At the start of the project we proposed a process of participatory development for each Runaka. For each group we saw a process of helping the community identify important stories and then converting these stories to a game-based environment. Of primary importance was the “SimPa toolkit”. We hoped that the resultant GamePa would be used in engaging and educating the community. “Sustained interactivity” would be the use of these GamePa with Runaka work with schools and possibly in tourism ventures etc. We saw a new field, that of the “Maori digital education specialist”.

So, how did we do?     SimPa is better than we expected, different yes, but better:

– the linear flow of the Simpa development has been very much more organic.

– the SimPa toolkit has been much more about process – partnerships of ideas and capabilities – than about the technology.

– the partnership has evolved significantly.  The most important change was a realisation that to achieve the outcomes the SimPa team had to be indistinguishably both Otago Polytechnic and Iwi.   The most successful capacity building has been of this evolving team.  We see this as a very positive outcome.

– the intended target for the project “the teenagers dis-engaged from both their culture and education” proved hard to hit.  We  had most success with people in with young families (widely recognised as crucial for cultural development), the very young, and the more mature.   Some of the Runaka, though, are actively using SimPa to connect with their youth.

– the use of SimPa as recruitment tool for students into computing did not occur.   There is a role for the “Maori digital education specialist” but it is difficult to see a predictable career path into this.

– the project has taken far more partnership negotiation than we ever imagined.  This has been constant and evolving.   We believe that this model of engagement could be the model for further partnership.

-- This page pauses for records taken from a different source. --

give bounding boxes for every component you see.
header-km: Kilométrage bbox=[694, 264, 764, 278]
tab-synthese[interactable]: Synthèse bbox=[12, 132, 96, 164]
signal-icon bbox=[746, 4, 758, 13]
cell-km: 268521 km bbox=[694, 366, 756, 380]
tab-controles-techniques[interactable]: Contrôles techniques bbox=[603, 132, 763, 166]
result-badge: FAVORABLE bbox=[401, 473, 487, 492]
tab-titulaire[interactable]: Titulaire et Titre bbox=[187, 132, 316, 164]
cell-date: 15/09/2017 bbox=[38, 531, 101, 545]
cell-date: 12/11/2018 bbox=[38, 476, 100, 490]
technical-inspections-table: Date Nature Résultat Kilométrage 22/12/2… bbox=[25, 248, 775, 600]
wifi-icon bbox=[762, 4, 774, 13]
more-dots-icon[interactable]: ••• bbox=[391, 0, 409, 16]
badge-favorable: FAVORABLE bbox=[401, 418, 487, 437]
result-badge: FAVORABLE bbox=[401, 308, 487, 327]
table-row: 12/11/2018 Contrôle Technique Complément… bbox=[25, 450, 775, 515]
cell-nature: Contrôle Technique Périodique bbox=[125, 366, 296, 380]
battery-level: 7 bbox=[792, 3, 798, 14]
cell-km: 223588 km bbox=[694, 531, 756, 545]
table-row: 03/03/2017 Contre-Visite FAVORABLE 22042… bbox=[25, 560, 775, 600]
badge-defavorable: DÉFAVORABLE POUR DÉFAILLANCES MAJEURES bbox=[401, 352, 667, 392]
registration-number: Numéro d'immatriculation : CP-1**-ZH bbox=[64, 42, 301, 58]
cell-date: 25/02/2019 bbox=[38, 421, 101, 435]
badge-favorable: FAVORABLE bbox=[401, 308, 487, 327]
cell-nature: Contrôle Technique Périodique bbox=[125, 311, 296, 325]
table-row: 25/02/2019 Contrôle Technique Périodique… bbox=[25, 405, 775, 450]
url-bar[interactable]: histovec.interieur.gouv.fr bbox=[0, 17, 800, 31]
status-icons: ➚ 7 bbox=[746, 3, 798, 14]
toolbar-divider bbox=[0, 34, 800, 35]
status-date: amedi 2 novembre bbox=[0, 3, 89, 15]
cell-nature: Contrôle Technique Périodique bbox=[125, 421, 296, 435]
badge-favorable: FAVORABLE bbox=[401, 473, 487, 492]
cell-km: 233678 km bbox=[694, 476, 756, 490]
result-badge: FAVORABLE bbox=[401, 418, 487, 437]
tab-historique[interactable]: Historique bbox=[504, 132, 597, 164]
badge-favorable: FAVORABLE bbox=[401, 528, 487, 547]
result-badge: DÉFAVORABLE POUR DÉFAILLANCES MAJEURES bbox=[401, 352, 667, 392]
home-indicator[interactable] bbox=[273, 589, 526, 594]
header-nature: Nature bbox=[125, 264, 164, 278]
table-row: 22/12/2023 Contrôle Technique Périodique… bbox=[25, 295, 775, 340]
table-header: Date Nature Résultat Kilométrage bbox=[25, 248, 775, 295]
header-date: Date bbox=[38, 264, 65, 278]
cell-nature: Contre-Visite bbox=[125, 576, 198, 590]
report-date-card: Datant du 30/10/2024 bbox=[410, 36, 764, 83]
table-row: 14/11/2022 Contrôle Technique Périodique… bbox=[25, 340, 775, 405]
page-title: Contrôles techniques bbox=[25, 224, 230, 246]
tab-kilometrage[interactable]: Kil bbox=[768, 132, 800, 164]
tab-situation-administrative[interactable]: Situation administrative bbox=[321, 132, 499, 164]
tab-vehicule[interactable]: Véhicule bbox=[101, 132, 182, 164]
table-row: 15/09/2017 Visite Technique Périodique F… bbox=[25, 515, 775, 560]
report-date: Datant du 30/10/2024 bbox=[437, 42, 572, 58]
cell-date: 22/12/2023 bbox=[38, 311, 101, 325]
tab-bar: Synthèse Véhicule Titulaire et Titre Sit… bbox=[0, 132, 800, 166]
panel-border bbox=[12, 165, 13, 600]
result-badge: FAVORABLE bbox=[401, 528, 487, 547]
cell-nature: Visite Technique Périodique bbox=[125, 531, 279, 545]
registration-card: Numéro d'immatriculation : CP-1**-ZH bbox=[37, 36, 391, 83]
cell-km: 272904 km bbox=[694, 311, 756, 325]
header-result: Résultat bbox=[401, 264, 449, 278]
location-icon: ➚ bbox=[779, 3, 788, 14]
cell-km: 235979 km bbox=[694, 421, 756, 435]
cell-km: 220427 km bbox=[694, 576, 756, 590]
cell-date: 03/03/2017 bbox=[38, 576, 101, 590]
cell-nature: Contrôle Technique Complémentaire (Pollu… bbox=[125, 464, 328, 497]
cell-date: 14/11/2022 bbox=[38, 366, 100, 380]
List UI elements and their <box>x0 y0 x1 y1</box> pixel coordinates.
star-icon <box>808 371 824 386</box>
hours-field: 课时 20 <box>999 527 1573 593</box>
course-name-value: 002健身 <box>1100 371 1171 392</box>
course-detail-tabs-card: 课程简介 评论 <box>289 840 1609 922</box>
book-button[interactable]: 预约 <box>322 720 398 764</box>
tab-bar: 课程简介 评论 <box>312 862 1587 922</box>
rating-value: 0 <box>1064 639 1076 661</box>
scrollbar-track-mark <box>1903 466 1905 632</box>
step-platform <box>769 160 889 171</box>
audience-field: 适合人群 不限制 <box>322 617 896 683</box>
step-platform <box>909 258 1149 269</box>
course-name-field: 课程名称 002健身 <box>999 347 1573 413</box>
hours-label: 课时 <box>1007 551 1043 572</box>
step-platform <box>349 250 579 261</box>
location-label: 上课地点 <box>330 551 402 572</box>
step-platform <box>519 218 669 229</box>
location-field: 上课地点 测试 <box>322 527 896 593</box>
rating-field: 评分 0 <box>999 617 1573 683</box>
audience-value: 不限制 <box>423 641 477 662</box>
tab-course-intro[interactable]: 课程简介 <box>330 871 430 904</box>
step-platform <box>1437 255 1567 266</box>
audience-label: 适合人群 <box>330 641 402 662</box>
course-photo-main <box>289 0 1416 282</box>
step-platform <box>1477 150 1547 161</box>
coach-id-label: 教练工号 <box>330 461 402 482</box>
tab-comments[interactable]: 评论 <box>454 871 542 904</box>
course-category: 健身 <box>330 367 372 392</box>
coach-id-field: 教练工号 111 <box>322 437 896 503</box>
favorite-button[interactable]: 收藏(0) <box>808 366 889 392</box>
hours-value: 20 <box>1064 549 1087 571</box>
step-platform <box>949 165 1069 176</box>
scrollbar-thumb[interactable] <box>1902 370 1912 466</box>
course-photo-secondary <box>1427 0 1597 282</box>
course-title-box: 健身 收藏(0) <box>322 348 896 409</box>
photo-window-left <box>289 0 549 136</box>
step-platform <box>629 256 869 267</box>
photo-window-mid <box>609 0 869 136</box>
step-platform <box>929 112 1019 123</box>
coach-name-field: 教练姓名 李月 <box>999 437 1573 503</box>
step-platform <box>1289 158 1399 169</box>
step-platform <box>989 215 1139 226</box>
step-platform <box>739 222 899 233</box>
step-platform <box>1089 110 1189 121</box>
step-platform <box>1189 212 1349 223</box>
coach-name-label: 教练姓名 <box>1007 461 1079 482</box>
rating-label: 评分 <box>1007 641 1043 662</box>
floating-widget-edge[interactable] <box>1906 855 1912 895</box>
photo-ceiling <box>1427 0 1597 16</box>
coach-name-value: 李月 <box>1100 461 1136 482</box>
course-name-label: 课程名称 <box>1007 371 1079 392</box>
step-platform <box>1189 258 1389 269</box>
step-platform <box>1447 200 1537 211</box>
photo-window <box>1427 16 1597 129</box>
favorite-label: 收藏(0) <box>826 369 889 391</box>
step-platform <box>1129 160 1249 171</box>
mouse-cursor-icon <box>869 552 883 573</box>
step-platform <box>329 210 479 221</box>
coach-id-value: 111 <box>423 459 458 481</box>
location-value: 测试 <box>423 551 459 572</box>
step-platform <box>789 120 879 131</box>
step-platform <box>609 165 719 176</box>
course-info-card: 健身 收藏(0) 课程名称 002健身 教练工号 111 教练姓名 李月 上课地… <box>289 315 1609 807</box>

– the development of each GamePa has been quite different to what we expected.   None of the five runaka GamePa could be considered “games”.  All, though have made extensive use of the 3d gaming environment.

– the recreation of the landscapes (the first stage on the original process) had a fundamental impact on the runaka.   Without exception, the engagement at that stage was sufficient that further development (of the game environment) was unnecessary.  No groups developed characters with scripted behaviour, in all, the landscape is the foundation of the story.

– runaka have had some extremely interesting debates about digital representation of images.  For landscapes the debates are sometimes pragmatic – how to represent an area one group insists was always grassland whereas other families remember playing in the forest that once stood there.  For people and stories, we need to recognise that there is rarely an objective truth.  As the stories become older, the representation of a single image in a digital setting becomes problematic – just what did this ancestor look like?   In part this was avoided by not having direct characters, but also by recognising that this is “our” version of the story, it is quite acceptable for you to tell another version.

– every runaka saw the potential for combining the game environment with other digital media – primarily audio and video.  This occurred in both directions, the incorporation of audio narratives in the game environment, and, completely unexpectedly, with the use of the game environment as “film sets” for telling more complex narratives.  While the stories are hosted in the game environment, this was used a platform for further engagement.

– while we were explicitly funded on the promise of game-based narratives, we have spent a very great deal of time engaged in wider knowledge – and wider applications of digital technology.  For, example, one runaka has a long held a special role as archivists for the Iwi.    They saw the potential for SimPa to help with this role.   Before we could sensibly talk game environments, we spent a very long time helping the runaka with editing and sustaining existing media.

– every runaka produced a “GamePa”.   In the original funding application the GamePa were described using deliberately ambiguous terms.  This was to allow each Runaka to tell their own stories.   We did not expect the form of the GamePa to vary so much.

– we expected the project to focus on the original GamePa.  We expected these to be developed as robust products (along the lines of a packaged game).  We expected any further benefits to come from the use of the GamePa in marae-based teaching etc.   These benefits did occur (despite the lack of polish), with most of the runuka actively using their GamePa for “virtual tours”.

– we have been surprised by the surprise shown nationally and internationally that we were leaving the stories with the respective Papatipu Runaka.   The assumption is that a project such as ours results in a contribution to a central archive.   We have taken a very different approach:  we have helped the Runaka retell their stories to themselves.    In their new form they are still knowledge transitted and retained within each Runaka.   Even as project manager, I have not seen several of the GamePa.

– the best thing to come from the SimPa is the initiatives beyond the original GamePa.  This demonstrates a very successful community adoption of digital media.   These initiatives have included both game environment form and video form of GamePa, but put to quite unexpected uses.

–  the subject matter has extended beyond the traditional stories to include contemporary narratives: the story of Puketaraki’s new carvings, and Moeraki’s expedition to Te Papa.

– the relationship between SimPa and landscape was further explored by the Otakou runaka who used it in visioning wetland restoration to reform mahika kai.